Mini weather stations – like here in a lawn – give ecologists the climate where it matters for the ecosystem.

Faster warming

These big differences that we feel on the beach and in the forest over the years accumulate into a long-term climate that is on average several degrees warmer or cooler respectively than what a weather station indicates. We argue this week in Science that these differences are already crucial to understanding nature in the present, but that climate change is making them all the more crucial. A predicted increase in temperature of 2 °C could feel completely different on the forest floor, especially if mankind interferes.

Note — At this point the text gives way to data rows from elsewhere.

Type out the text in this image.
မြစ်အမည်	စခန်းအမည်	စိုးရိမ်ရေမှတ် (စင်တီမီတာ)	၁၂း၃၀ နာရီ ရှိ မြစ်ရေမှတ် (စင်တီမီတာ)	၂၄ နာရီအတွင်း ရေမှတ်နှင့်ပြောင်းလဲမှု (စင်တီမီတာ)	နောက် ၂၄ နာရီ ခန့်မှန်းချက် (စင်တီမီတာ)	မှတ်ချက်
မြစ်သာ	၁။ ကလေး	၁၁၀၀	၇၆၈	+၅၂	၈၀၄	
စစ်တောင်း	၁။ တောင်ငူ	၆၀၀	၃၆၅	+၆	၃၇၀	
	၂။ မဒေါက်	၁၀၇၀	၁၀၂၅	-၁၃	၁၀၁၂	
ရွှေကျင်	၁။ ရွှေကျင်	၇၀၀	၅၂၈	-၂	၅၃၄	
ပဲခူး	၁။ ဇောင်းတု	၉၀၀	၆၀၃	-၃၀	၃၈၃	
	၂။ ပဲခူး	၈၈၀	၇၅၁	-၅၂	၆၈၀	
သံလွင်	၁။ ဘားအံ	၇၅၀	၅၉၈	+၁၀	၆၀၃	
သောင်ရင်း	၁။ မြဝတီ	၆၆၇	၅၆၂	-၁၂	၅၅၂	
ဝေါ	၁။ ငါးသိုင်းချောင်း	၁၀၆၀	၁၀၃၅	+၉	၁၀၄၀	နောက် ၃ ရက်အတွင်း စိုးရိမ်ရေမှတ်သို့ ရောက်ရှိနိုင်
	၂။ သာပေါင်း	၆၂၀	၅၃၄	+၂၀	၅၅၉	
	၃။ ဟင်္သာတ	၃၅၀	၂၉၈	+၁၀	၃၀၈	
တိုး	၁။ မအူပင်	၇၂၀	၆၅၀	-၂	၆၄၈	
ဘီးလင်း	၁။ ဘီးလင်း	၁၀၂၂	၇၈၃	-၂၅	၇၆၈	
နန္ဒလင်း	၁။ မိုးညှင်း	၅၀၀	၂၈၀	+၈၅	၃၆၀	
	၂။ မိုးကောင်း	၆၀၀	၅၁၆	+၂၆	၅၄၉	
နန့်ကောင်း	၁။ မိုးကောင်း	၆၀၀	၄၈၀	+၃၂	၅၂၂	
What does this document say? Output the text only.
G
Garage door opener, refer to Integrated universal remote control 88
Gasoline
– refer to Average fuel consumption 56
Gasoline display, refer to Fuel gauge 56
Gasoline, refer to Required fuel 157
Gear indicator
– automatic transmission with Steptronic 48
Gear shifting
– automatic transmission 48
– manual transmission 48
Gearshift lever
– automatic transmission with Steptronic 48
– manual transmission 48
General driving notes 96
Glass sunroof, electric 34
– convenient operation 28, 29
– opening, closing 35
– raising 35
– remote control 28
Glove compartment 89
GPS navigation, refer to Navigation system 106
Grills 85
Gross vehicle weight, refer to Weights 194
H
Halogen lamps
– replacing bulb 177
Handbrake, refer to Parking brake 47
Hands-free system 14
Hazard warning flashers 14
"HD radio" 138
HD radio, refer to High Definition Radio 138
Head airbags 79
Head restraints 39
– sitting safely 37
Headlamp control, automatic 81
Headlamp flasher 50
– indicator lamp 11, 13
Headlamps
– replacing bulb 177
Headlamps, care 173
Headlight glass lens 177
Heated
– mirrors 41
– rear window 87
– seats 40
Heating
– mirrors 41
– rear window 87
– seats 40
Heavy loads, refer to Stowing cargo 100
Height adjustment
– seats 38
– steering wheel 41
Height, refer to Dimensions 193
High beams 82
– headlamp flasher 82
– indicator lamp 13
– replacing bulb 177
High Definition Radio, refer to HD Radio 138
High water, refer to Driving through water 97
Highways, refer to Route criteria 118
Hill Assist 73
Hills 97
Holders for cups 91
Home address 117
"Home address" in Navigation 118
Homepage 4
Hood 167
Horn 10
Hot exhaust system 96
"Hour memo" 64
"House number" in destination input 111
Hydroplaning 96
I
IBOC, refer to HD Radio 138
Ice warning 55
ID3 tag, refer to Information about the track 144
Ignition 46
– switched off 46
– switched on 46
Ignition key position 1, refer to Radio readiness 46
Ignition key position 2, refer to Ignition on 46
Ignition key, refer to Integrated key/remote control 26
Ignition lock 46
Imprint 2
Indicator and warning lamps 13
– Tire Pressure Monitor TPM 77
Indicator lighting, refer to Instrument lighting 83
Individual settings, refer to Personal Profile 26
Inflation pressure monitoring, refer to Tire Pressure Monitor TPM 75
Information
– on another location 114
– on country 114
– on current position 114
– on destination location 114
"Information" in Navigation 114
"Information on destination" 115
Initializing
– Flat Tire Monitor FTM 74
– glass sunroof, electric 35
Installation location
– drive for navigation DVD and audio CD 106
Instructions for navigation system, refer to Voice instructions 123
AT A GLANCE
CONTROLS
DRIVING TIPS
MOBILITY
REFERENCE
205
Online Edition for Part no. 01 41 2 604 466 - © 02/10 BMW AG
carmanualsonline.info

For example, another study in the same edition of Science, led by Florian Zellweger, reports that the climate on the forest floor in forests with more intensive logging has warmed up much faster than average in recent decades, with major consequences for the future of forest biodiversity.

Ecologists have been aware of this problem for a while, but no good solution had been found yet. Until now. Researchers from all over the world – we already united scientists from more than 50 countries – are joining forces to finally obtain climate data that can also be used to tackle the biodiversity crisis. We did set up ‘SoilTemp’, a database of climate data that is relevant for nature itself. By using temperature measurements there where it matters, we can gain insight into how strongly that microclimate can deviate from the measurements in the weather station in ecosystems across the globe. In doing so, we hope to answer the ultimate question: how large is the impact of climate change on our biodiversity?

Publications

  1. Lembrechts and I. Nijs, Microclimate change in a dynamic world. Science, (2020).
  2. Zellweger et al., Forest microclimate dynamics drive plant responses to warming. Science, (2020).
  3. Lembrechts et al., SoilTemp: call for data for a global database of near-surface temperatures. Global change biology, (2020).